Die kanadische Regierung bezeichnet das Kioto-Abkommen als "Hindernis" im Kampf gegen Erderwärmung und steigt aus. Tatsächlich entgeht Kanada dadurch einer Milliardenstrafe.

Aussteiger: Kanadas Umweltminister Peter Kent. Bild: reuters

OTTAWA afp/dapd | Einen Tag nach dem Ende der Weltklimakonferenz hat Kanada seinen Ausstieg aus dem Kioto-Protokoll erklärt. Das Abkommen sei eher ein "Hindernis" als der "Weg nach vorn" zu einer weltweiten Lösung im Kampf gegen den Klimawandel, sagte der kanadische Umweltminister Peter Kent am Montag (Ortszeit). Kanada ist damit das erste Land, das das Kioto-Protokoll ratifiziert hat und sich vorzeitig aus dem Abkommen zurückzieht.

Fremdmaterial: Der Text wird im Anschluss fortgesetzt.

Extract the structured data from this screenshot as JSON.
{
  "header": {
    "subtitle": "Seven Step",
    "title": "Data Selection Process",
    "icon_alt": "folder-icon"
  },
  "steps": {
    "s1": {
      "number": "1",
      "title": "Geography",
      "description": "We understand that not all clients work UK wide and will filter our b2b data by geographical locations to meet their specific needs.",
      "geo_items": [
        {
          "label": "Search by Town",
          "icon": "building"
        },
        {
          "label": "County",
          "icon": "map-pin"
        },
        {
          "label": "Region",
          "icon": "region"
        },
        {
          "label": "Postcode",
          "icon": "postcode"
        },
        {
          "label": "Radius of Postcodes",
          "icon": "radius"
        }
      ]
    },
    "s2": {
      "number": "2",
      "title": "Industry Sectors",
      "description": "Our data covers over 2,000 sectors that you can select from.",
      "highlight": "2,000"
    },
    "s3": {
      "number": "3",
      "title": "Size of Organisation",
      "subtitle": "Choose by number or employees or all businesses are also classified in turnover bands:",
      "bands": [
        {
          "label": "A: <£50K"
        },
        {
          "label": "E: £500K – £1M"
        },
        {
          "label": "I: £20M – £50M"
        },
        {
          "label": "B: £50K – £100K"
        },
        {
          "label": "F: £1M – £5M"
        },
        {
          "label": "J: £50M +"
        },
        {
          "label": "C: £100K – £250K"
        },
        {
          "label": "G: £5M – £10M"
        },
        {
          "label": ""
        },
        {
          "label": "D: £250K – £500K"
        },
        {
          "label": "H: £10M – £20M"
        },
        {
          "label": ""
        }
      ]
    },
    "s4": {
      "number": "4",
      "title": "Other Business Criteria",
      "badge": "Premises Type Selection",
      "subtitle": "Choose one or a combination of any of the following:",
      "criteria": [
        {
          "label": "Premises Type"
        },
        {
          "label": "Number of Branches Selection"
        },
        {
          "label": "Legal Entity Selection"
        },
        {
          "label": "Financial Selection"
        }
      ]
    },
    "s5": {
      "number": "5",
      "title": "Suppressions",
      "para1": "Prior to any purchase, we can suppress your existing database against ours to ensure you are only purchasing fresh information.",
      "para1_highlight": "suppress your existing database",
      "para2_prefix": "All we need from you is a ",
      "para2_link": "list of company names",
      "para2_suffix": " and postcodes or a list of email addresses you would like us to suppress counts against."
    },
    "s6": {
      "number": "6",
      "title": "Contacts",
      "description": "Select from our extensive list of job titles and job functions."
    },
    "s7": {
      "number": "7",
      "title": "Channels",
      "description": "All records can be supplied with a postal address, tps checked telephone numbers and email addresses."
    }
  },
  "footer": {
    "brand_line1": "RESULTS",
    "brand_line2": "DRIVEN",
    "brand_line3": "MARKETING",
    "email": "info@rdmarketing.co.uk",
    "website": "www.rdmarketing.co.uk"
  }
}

"Wir berufen uns auf das Recht Kanadas, formell aus Kioto auszusteigen", sagte Kent. "Kioto ist nicht der Weg nach vorn zu einer globalen Lösung gegen den Klimawandel", ergänzte der Minister. Sein Land sei der Auffassung, dass im Kampf gegen die Erderwärmung nur rechtlich bindende Verpflichtungen zur Reduzierung der Treibhausgase für alle Klimasünder sinnvoll seien.

Das 1997 vereinbarte Kioto-Protokoll ist das bislang einzige globale Klimaschutzabkommen, das verbindliche Vorgaben für die Emission von Treibhausgasen macht. Ratifiziert haben es mehr als 190 Staaten, doch gelten die Emissionsvorgaben nur für insgesamt 37 Industriestaaten, nicht für Schwellen- und Entwicklungsländer wie China oder Indien. Dies hatte Kanada bereits in der Vergangenheit kritisiert. Auch die USA sind an das Abkommen nicht gebunden.

Kanada hatte sich mit dem Kioto-Protokoll dazu verpflichtet, bis 2012 seinen Ausstoß an klimaschädlichem CO2 um sechs Prozent im Vergleich zum Jahr 1990 zu senken. Dieses Ziel hätte das Land weit verfehlt. Im vergangenen Jahr lag der Wert für die Treibhausgas-Emissionen Kanadas um mehr als 35 Prozent über den Daten von 1990. Mit dem Ausstieg aus dem Kioto-Protokoll umgeht Kanada nun eine Strafzahlung in Milliardenhöhe für die nicht eingehaltenen Klimaziele.

Gesamten Landwirtschaftssektor schließen

Um die Kioto-Ziele 2012 zu erreichen, hätte Kanada entweder jedes Fahrzeug von der Straße nehmen oder den gesamten Landwirtschaftssektor schließen und die Heizung jedes Gebäudes in Kanada kappen müssen, sagte Kent. Kanada produziere kaum zwei Prozent des weltweiten Treibhausgasausstoßes. Die Regierung der Liberalen habe Kioto damals unterzeichnet, aber nie beabsichtigt, dessen Ziele wirklich zu erreichen.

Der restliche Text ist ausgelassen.